Lisp is easier. In fact, Lisp is so much easier that people do it in the course of their day-to-day programming tasks. This is the real secret sauce of macros. Macros, together with the key innovations above, make it possible to do metaprogramming easily enough that it’s actually a regular occurrence.

In case you missed it, I did a minor sleight of hand two paragraphs back: I used the word “metaprogramming”, but the links I included were all to domain-specific languages (DSLs). This was not a mistake. As metaprograms become more sophisticated, they become increasingly difficult to distinguish from full-on languages. Furthermore, in a language that makes metaprogramming easy, an application that consists of a series of layered libraries begins to look increasingly like a series of layered languages. To put it another way, libraries and languages are both abstraction layers, but languages are the more powerful one. This is, by the way, not a new idea, but it is one that the broader software community has yet to internalize.
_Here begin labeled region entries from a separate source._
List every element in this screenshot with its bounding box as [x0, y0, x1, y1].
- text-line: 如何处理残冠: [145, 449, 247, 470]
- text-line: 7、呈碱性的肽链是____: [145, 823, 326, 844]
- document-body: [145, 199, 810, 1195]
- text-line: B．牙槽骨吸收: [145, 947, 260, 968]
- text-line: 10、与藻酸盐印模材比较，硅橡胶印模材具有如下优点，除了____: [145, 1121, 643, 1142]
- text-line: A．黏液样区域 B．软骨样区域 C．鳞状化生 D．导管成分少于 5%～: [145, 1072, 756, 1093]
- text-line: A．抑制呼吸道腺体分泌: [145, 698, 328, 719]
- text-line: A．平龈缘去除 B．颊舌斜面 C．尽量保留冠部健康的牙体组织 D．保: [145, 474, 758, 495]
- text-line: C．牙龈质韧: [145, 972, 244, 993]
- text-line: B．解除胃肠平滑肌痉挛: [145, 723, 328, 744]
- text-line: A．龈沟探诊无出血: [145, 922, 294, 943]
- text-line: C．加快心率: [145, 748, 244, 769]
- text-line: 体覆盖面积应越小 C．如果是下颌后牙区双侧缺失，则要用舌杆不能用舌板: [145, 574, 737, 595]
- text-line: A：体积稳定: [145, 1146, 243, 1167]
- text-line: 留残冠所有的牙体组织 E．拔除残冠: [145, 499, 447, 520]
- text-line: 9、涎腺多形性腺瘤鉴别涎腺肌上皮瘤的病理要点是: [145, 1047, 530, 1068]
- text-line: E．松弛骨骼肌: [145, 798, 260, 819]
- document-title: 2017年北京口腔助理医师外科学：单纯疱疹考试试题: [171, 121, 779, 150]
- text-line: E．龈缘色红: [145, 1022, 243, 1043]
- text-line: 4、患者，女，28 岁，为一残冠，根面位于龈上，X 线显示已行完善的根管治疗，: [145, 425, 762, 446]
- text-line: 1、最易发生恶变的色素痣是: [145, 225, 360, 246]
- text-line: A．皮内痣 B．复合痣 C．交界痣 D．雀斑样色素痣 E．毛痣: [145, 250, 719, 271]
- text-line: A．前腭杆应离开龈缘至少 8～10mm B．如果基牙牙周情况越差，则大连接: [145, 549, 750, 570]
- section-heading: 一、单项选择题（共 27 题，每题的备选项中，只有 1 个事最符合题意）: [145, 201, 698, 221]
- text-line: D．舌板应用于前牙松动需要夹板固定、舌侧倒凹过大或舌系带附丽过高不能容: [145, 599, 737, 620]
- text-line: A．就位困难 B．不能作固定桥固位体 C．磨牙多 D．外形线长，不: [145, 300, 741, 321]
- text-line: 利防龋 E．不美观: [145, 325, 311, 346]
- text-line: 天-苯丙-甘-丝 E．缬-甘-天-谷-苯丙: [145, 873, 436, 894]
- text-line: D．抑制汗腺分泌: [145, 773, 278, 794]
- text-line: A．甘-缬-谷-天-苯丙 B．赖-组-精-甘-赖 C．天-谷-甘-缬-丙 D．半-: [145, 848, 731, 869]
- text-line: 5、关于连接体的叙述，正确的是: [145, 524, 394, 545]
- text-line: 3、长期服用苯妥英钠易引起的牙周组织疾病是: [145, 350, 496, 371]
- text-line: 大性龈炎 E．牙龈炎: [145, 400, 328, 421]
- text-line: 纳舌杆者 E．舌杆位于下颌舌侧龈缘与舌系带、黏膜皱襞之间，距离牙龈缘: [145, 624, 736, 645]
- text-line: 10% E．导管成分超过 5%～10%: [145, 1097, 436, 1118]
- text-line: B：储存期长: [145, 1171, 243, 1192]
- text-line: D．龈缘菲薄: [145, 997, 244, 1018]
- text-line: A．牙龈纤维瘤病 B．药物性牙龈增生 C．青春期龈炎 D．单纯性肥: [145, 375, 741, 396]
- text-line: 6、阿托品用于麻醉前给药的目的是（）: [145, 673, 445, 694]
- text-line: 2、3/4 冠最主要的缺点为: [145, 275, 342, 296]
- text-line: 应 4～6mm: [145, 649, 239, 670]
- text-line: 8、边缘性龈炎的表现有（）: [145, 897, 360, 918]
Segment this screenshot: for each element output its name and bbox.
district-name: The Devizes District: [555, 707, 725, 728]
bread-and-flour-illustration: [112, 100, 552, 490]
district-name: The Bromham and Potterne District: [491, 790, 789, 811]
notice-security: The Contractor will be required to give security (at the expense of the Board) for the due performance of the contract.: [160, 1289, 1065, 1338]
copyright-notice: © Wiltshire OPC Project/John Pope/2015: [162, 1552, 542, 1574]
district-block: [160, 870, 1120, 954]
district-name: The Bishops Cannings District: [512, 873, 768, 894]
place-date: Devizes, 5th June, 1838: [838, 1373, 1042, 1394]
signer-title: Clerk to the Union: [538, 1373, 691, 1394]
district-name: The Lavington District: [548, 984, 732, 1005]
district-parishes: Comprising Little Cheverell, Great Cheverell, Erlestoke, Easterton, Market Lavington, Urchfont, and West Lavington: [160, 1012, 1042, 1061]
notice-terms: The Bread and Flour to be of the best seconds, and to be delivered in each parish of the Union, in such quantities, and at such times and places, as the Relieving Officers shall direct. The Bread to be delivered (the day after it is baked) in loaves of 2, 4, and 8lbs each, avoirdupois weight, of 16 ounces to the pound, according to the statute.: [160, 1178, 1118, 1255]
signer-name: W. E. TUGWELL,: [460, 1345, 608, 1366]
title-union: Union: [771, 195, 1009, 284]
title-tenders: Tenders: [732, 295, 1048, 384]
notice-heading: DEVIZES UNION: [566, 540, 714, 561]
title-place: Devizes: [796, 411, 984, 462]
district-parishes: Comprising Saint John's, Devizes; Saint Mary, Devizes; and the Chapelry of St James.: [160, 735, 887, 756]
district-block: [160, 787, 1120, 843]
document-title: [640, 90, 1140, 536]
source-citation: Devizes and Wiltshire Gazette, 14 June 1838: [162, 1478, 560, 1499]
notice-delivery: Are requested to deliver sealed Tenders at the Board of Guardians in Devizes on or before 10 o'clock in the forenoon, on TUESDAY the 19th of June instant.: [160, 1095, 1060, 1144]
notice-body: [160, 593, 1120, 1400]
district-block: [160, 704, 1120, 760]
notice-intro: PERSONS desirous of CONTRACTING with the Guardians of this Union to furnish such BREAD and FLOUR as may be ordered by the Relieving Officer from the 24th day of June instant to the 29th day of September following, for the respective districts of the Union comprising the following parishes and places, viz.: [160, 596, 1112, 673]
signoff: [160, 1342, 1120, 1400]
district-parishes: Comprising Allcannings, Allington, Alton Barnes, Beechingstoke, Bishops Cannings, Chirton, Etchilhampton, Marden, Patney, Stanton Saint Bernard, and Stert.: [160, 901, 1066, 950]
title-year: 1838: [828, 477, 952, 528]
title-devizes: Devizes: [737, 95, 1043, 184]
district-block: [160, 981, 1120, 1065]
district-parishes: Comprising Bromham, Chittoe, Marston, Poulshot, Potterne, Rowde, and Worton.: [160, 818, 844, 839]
As someone who makes a living by creating languages and compilers, it’s easy to downplay the significance that all of this has on writing code. Even in the programming languages community, Lisp probably gets less credit than it deserves. But with the recent resurgence of DSLs, we should really be taking a hard look at what Lisp provides. If the goal is to make it easier to build DSLs, Lisp already provides a lot of the starting blocks.

(I originally wrote this on February 27, 2017, but it remains as true today as it was at the time. I’m finally getting around to publishing it.)